British thoroughbred racehorse

Court Martial (foaled 1942 in England – died in 1974) was a Thoroughbred racehorse bred and raced by Lord Astor best known for defeating two exceptional colts in Dante and Royal Charger for the Classic 2000 Guineas Stakes and as a two-time leading sire in Great Britain and Ireland.

He was a chestnut horse sired by the leading sire Fair Trial, that also sired Petition (won the Eclipse Stakes). Court Martial's dam Instantaneous by Hurry On was the dam of several other named foals, but none was a stakes winner. She was a great granddaughter of Astor's foundation mare Conjure.
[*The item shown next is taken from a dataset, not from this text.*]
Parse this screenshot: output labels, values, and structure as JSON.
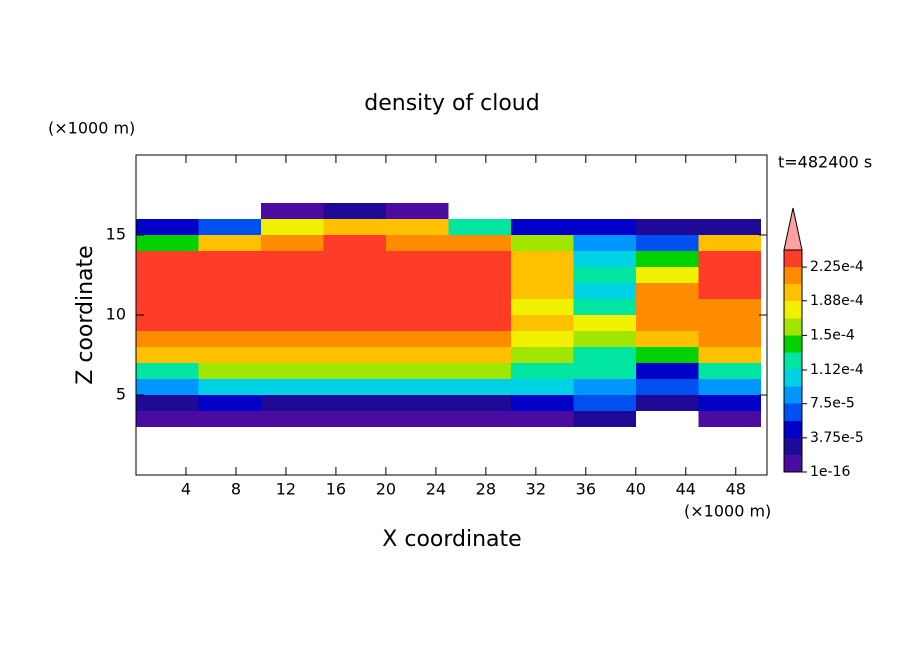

John Hislop describes Court Martial as "A beautiful horse of superb quality, truly made, sound and possessed of excellent limbs, but with shelly feet a trait which he has handed on ... Though having a measure of stamina, speed was Court Martial's forte, which is reflected in his stock. An outstanding and wonderfully consistent stallion . . . his mares have done comparably well at stud. Most of his stock likes soft ground."

==Racing record==
Court Martial was undefeated in his two starts as a two-year-old. At three, he won the 2000 Guineas Stakes and the Champion Stakes and was third in The Derby, where he finished two lengths and a head away third to Dante and Midas in a field of 27 runners in the time of 2 min 26.6 sec.

==Stud record==
Court Martial was a prolific sire of winners, being the leading sire twice and was a six-time leading sire of two-year-olds.

Notable progeny include:
- Above Suspicion (IRE), won St. James's Palace Stakes
- Affreux (FR), won GB Dickens Plate and Bestwood Park Plate, sire of winners of over $1,200,000 in Australia
- Court Sentence, won St James's Palace Stakes; sire in Australia
- Grass Court (Cork and Orrery Stakes)
- High Treason (IRE) – won Nunthorpe Stakes
- King's Bench (Middle Park Stakes, Coventry Stakes etc.
- Major Portion (IRE) won Queen Elizabeth II Stakes, Sussex Stakes etc.
- Marsolve won July Cup
- Pheidippides won Gimcrack Stakes
- Ratification won Coventry Stakes
- Rosalba won Coronation Stakes and Queen Elizabeth II Stakes
- Timandra (FR) won French One Thousand Guineas
- Wilkes (FR) won Prix Sans Souci and Prix Edgard de la Charm; leading sire in Australia.

About 25 of Court Martial's sons have been imported to Australia and New Zealand since 1954 and have sired the collective winners of almost $8 million in prize money.

Court Martial died of infirmities of old age. He was 32.